We've decided to include k<300 (for the same n-range, 100K-260K) in this doublecheck sieving, since it's currently doublechecked up to n=100K, just like the 300<k<1001 range. Chris (Flatlander) and I started the sieving for k<300 and caught it up to the 300<k<1001 sieve, and I've now combined the two sieve files into one. Please make sure you download the new sieve file before starting on any new (i.e. past 130G) reservations.
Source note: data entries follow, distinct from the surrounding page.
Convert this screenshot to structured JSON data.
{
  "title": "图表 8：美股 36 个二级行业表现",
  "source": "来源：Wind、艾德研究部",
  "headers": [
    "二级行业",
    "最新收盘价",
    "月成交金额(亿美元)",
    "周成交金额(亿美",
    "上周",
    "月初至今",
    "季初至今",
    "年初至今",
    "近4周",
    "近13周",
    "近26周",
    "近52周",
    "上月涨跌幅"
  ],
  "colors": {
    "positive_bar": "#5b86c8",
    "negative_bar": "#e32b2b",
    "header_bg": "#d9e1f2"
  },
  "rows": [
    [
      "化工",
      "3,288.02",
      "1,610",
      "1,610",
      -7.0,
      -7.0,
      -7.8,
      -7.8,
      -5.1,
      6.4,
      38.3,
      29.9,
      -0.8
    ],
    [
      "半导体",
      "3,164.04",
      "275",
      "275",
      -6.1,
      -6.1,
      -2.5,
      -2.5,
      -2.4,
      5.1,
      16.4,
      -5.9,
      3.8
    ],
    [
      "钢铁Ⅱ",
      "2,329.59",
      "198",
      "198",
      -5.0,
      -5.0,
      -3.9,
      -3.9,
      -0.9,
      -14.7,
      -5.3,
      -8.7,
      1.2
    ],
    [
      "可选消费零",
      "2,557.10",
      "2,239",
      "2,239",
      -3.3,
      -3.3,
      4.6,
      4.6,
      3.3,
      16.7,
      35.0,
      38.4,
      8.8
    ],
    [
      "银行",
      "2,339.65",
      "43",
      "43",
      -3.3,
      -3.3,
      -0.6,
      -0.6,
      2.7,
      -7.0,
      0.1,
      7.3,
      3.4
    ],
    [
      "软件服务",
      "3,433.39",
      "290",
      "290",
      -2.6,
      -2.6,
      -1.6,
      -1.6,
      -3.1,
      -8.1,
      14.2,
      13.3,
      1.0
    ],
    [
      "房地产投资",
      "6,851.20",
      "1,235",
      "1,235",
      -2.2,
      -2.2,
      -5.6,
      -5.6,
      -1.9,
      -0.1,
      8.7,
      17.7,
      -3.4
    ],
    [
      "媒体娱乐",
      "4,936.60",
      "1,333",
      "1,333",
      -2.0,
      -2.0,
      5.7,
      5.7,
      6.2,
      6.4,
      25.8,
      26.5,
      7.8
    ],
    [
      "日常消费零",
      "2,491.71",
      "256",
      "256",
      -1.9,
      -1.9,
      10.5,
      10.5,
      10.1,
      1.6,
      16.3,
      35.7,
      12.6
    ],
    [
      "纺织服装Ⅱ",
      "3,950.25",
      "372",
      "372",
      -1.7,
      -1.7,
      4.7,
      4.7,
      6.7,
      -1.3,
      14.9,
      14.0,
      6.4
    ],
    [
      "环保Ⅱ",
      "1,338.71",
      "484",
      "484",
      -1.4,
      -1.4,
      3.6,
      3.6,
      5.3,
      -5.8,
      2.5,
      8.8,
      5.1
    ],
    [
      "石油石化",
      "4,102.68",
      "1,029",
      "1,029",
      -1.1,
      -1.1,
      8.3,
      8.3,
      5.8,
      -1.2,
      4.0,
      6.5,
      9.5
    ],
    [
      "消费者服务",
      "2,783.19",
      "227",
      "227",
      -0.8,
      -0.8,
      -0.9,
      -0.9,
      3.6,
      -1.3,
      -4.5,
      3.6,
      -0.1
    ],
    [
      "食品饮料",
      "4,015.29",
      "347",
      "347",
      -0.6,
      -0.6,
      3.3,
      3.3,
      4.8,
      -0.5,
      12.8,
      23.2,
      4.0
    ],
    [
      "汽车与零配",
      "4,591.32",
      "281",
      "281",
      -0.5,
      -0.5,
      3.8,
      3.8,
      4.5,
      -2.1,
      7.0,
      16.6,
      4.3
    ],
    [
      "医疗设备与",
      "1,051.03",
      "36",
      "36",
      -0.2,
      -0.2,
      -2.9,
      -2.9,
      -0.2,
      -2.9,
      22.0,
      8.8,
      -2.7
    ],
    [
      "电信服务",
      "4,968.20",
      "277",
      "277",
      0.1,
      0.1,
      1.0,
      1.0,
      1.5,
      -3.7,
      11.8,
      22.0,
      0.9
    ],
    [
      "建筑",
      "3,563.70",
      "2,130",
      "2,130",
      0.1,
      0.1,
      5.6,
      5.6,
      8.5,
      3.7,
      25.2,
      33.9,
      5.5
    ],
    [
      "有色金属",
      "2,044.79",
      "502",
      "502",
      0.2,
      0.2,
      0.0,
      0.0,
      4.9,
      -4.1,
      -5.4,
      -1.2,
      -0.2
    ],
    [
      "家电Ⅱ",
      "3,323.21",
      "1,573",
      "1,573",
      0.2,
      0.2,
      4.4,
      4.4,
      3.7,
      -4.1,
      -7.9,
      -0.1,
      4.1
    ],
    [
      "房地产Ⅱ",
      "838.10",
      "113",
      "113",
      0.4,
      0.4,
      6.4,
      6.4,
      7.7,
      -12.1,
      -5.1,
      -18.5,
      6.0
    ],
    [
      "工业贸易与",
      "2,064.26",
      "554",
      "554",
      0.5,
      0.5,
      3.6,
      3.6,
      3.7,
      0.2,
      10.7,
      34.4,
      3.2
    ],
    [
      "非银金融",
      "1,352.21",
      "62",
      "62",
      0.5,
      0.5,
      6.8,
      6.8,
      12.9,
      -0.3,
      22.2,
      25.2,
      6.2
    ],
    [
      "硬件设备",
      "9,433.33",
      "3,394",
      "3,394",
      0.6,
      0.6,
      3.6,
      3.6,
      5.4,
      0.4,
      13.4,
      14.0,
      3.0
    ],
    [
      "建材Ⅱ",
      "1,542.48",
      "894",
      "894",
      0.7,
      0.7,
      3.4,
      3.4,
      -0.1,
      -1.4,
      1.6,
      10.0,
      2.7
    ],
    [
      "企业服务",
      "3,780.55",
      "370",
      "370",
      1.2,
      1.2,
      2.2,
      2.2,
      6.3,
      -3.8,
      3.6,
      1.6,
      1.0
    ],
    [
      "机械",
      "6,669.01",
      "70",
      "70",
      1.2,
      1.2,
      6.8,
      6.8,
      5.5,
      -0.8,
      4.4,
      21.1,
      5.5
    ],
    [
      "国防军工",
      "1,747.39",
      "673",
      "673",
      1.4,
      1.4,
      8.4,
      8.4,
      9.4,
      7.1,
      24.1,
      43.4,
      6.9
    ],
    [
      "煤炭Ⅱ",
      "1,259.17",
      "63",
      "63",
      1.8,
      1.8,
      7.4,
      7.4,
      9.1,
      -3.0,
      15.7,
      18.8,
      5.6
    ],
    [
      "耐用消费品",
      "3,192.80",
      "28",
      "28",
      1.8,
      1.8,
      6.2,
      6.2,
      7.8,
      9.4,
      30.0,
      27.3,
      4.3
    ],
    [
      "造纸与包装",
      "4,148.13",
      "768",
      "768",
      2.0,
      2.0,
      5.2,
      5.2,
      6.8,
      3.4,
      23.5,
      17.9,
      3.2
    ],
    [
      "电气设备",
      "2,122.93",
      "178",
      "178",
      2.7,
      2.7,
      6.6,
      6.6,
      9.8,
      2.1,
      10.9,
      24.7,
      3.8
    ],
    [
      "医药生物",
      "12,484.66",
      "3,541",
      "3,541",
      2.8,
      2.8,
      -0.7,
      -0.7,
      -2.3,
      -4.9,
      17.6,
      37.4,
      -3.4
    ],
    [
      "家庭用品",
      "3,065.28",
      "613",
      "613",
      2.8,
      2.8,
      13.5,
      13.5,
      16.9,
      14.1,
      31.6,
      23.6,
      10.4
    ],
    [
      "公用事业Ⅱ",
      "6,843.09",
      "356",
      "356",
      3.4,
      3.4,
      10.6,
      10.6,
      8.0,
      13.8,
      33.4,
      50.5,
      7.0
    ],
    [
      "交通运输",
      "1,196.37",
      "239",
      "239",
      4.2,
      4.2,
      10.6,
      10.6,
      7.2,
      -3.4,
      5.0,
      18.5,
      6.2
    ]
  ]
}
The new sieve file contains a total of 500 k's, and thus a given range will take a little longer (probably about 25% longer, I'm guessing--though that's not much more than a guess; please feel free to post information on what speeds you're getting with the new sieve file). As we had agreed before for 300<k<1001, we'll be taking the whole thing up to 1T (though when we reach 200G Gary will do another analysis, to confirm that estimate). (For the uninitiated, 1T=1000G. )

Have fun!

Anon
In theory, since the rate of sieving varies by the square root of the # of k's, it should sieve sqrt (500/351)-1 = ~19.4% slower. But it will find more factors / P-range.

With the efficiency of more k's, sieve depth should increase slightly. After I said it, 1T seemed a little high but it might be real close with 500 vs. 351 k's. It's very unusual to sieve to 1T for a non-top 5000 range but then again, it's very unusual to sieve 500 k's at once too!